The technology behind DNS can be used to exploit servers or become a tool with which FBI agents capture criminals. In the upcoming movie "Untraceable," DNS tool vendor DNSstuff is highlighted as one of the ways police attempt to catch a killer.
When the FBI agents in Sony Pictures’ upcoming "Untraceable" movie need to catch a killer, they turn to network technologies IT pros have been using for years, such as whois domain name lookup, traceroute and ping, via products developed by DNS tools vendor DNSstuff.
DNSstuff, based in Newburyport, Mass., made its way into the major motion picture by word of mouth. Former FBI agent Ernest E.J. Hilbert II told directors and writers of the Diane Lane thriller scheduled to be released Jan. 25 that when he was working on a case and needed to track down the source of cybercrime or locate a cyber criminal, he would use DNS tools. (Read more in our Q&A with Hilbert.)
"DNSstuff is one of the various companies I would use to do a whois search and track down domain name information," says Hilbert, who today is director of security enforcement at MySpace.com. "I worked with the movie’s CGI folks to help them understand how such technologies would work and could look, or how they should appear. For example, what Web site you would to go to run whois or where to go to run traceroute."
That’s when DNSstuff realized its technology would soon move from behind the scenes to center stage. The company worked with the film to depict its technology in a visual way that would be suitable for the movie-going public. As a result of that, DNSstuff plans in the coming months to release a new product, dubbed Vector Trace, based on technology in its suite of DNS tools and the look and feel created for "Untraceable."
"We created a bit of eye candy for the film, and this opportunity for us was very interesting because the movie is incorporating the technology with real plausibility in terms of how DNS can be exploited or used in a positive way to avoid getting attacked," says Rich Person, CEO at DNSstuff.
DNS is the network function that translates domain names, such as www.networkworld.com, into an IP address, for instance, 126.96.36.199. If DNS doesn’t work properly, a user won’t gain access to the Web site, and that would become a perceived network failure. DNS is "essentially the phone book for the Internet," says DNSstuff CTO Paul Parisi. Criminals can use DNS to redirect legitimate traffic in such a way to exploit Web site visitors for profit or other purposes.
"DNS can be exploited in ways that make it difficult for people to detect. Most wouldn’t notice if a DNS system has been diverted," Parisi says. "In most cases, DNS systems are distributed and weak. It’s fairly easy to subvert different parts of it to direct people online away from where they thought they were going to another location and make them vulnerable."
While "Untraceable" portrays the FBI’s efforts to stop a cyber serial killer, the most common crimes committed via DNS include phishing and pharming, Parisi says.

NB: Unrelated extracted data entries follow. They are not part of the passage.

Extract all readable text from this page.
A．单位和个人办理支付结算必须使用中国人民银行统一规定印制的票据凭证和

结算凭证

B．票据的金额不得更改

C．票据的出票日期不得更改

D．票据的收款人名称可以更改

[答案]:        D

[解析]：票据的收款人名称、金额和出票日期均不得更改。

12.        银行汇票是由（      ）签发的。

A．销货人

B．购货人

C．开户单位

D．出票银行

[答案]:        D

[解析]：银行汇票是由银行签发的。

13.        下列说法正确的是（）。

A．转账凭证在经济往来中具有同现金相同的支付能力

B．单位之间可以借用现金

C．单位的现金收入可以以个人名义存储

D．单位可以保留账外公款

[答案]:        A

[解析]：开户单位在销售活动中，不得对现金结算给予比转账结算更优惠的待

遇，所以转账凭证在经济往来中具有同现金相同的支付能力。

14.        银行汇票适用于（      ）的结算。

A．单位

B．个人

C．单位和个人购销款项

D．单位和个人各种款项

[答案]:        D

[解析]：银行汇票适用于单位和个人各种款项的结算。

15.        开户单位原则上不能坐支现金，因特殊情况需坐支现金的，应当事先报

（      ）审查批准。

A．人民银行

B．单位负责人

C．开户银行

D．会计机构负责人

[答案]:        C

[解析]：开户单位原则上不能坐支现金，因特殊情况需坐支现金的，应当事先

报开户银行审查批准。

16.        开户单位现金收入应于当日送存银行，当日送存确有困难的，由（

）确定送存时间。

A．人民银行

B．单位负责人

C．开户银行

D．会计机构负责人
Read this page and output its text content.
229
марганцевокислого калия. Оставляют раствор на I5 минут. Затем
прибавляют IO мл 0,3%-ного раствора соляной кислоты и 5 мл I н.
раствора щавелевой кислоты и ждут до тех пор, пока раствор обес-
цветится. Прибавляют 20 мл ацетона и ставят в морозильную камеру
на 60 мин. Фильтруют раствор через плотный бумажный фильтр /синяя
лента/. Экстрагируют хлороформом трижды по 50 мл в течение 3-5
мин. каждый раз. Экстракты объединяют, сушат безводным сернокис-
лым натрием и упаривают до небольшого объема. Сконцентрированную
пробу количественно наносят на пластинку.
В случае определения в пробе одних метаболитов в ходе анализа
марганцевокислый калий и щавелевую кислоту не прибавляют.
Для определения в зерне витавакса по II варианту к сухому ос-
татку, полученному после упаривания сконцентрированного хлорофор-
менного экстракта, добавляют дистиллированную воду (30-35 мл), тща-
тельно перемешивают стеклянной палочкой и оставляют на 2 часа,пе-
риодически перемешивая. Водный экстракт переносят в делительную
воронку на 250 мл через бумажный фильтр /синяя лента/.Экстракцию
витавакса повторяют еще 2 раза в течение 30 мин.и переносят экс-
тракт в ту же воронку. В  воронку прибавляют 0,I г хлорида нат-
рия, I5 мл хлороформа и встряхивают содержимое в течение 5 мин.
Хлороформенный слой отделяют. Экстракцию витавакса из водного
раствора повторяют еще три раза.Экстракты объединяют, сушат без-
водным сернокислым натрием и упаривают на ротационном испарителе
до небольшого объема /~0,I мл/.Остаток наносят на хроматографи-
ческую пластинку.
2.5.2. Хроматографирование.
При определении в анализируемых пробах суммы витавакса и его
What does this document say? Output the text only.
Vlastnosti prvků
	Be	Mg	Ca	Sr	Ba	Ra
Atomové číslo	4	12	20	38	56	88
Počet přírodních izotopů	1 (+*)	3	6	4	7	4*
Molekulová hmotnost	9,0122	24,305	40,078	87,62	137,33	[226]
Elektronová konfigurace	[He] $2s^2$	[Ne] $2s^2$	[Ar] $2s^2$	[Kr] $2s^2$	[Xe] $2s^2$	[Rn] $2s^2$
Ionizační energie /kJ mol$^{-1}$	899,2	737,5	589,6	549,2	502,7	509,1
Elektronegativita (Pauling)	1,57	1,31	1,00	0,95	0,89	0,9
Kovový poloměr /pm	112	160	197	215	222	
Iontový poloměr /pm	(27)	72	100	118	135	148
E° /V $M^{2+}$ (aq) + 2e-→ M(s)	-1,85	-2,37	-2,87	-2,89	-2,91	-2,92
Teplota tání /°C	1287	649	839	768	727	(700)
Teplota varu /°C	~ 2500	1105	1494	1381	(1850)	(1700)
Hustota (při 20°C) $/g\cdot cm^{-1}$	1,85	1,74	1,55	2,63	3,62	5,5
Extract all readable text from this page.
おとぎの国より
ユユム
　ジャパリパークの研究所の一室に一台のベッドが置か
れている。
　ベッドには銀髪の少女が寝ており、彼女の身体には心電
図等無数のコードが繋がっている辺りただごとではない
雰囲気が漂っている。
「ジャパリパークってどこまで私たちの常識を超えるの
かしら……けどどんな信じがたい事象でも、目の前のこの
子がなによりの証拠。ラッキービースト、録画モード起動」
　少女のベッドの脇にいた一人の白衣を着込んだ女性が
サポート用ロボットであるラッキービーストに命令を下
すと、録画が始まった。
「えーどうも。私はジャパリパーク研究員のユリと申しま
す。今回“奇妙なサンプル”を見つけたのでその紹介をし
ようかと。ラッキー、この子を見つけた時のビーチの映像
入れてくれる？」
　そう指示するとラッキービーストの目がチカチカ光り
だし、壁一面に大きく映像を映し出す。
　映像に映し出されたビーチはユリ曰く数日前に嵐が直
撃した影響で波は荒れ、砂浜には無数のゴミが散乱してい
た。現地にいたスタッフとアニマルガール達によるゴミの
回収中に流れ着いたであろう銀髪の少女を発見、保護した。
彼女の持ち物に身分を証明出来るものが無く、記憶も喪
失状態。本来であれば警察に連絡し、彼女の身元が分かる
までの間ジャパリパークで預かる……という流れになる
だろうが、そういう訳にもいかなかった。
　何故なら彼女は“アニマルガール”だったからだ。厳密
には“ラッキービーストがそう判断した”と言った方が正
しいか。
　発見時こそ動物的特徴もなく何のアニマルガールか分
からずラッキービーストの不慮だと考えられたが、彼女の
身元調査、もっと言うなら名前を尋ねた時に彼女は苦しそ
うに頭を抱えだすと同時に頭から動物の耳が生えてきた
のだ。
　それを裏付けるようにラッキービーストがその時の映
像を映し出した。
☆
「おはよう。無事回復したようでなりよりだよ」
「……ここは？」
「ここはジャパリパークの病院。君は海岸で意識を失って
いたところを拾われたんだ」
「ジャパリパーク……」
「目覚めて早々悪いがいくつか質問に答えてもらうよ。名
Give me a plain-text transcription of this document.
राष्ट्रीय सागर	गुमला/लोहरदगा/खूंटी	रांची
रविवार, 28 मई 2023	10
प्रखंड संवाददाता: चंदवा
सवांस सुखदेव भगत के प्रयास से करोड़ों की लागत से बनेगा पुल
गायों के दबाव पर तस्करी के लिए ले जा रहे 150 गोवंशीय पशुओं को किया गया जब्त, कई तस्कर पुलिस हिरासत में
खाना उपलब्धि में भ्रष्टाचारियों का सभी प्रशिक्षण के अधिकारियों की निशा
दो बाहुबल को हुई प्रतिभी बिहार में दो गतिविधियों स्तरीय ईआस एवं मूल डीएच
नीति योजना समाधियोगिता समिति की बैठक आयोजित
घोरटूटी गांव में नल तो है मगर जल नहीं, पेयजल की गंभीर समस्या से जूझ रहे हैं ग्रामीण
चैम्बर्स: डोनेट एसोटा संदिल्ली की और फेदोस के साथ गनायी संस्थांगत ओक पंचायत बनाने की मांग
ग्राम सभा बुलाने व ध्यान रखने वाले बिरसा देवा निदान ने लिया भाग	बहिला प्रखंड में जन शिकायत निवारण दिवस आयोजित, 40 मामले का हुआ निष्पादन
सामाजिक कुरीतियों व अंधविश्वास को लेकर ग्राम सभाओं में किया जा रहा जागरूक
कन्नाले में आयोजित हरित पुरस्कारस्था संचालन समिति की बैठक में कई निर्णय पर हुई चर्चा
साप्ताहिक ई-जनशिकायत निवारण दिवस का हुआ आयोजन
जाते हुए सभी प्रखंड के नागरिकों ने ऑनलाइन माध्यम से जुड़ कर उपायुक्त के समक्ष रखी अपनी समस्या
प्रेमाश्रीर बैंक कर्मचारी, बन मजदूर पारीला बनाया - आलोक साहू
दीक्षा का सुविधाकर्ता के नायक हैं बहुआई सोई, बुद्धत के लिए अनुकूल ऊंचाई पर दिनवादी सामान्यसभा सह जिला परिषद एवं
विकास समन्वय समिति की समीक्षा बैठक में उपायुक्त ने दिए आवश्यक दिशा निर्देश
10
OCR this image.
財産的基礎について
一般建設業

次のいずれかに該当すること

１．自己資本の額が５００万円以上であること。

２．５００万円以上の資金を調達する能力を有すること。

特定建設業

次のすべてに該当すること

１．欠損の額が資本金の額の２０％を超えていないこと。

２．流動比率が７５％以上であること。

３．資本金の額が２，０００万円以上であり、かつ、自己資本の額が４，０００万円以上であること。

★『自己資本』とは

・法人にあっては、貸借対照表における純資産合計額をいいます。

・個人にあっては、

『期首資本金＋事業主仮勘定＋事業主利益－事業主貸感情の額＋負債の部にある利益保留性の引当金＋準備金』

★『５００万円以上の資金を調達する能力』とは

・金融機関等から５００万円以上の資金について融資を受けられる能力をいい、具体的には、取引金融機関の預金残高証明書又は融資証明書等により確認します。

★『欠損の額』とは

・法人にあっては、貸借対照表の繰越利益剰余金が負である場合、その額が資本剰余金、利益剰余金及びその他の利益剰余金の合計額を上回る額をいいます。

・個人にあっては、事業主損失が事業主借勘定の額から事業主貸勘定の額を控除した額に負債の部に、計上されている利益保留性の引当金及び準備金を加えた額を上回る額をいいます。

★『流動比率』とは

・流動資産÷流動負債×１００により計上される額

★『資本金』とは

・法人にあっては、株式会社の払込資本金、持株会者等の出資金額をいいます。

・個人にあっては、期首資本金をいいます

Phishing involves would-be attackers luring their victims to click on links in what appear to be legitimate e-mails from, say, a financial institution such as a bank or credit card company. Phishing attempts to trick victims into sharing personal information or into committing an act they might have not otherwise, such as sending money to a specific location.
Pharming is similar to phishing, but also incorporates domain spoofing, or IP spoofing. In the latter example, misspelled URLs could lead customers looking to visit, for example, Amazon.com to a Amazone.com, which is designed to look similar to its namesake. Pharming also involves malicious code being installed or downloaded to a computer, which misdirects victims to Web sites.
For instance, in "Untraceable" it appears the lead character becomes a target of the serial killer who is able to find her home via software downloaded to her daughter’s video game. Technical consultant Hilbert says, "It can happen -- it does happen."
DNSstuff agrees, saying while most network professionals understand how critical DNS is to maintaining fluid operations and protecting an organization, DNS upgrade projects still seem to get pushed to the back burner. "It’s easy to put DNS aside because it doesn’t seem to impact the business until it fails," Parisi says.
On the positive side, DNSstuff executives say they feel the film will bring to the fore a technology that network engineers have always known is critical to keeping businesses up and running. The company offers some tools free in a limited capacity on its Web site, but points out signing up to its tools and services costs $36 per year.
"I think it is less expensive than NetFlix for the average person to do the same thing the FBI, CIA and Interpol do," Person says. Parisi adds that concerned parents in this age of MySpace and Facebook could use DNSstuff tools to ensure their children aren’t falling victim to some technology-based attacks. "Our tools are for the IT community, there is complex technology underneath. But when the average person thinks something is suspicious or wants to know who their child is talking to online, they can run a whois lookup," he says.
While DNSstuff has yet to see the finished film, and executives are uncertain to what extent their technology will be included in the final result, the company is excited that high-tech topics such as DNS are "bubbling to the surface" in entertainment for the general public. The movie, they say, could raise visibility of the importance of companies protecting their DNS servers and of individuals acting more carefully on the Internet.
"One thing is for certain, the movie will establish that most people don’t fully understand the nature of cybercrime and how nasty it can get," Person says.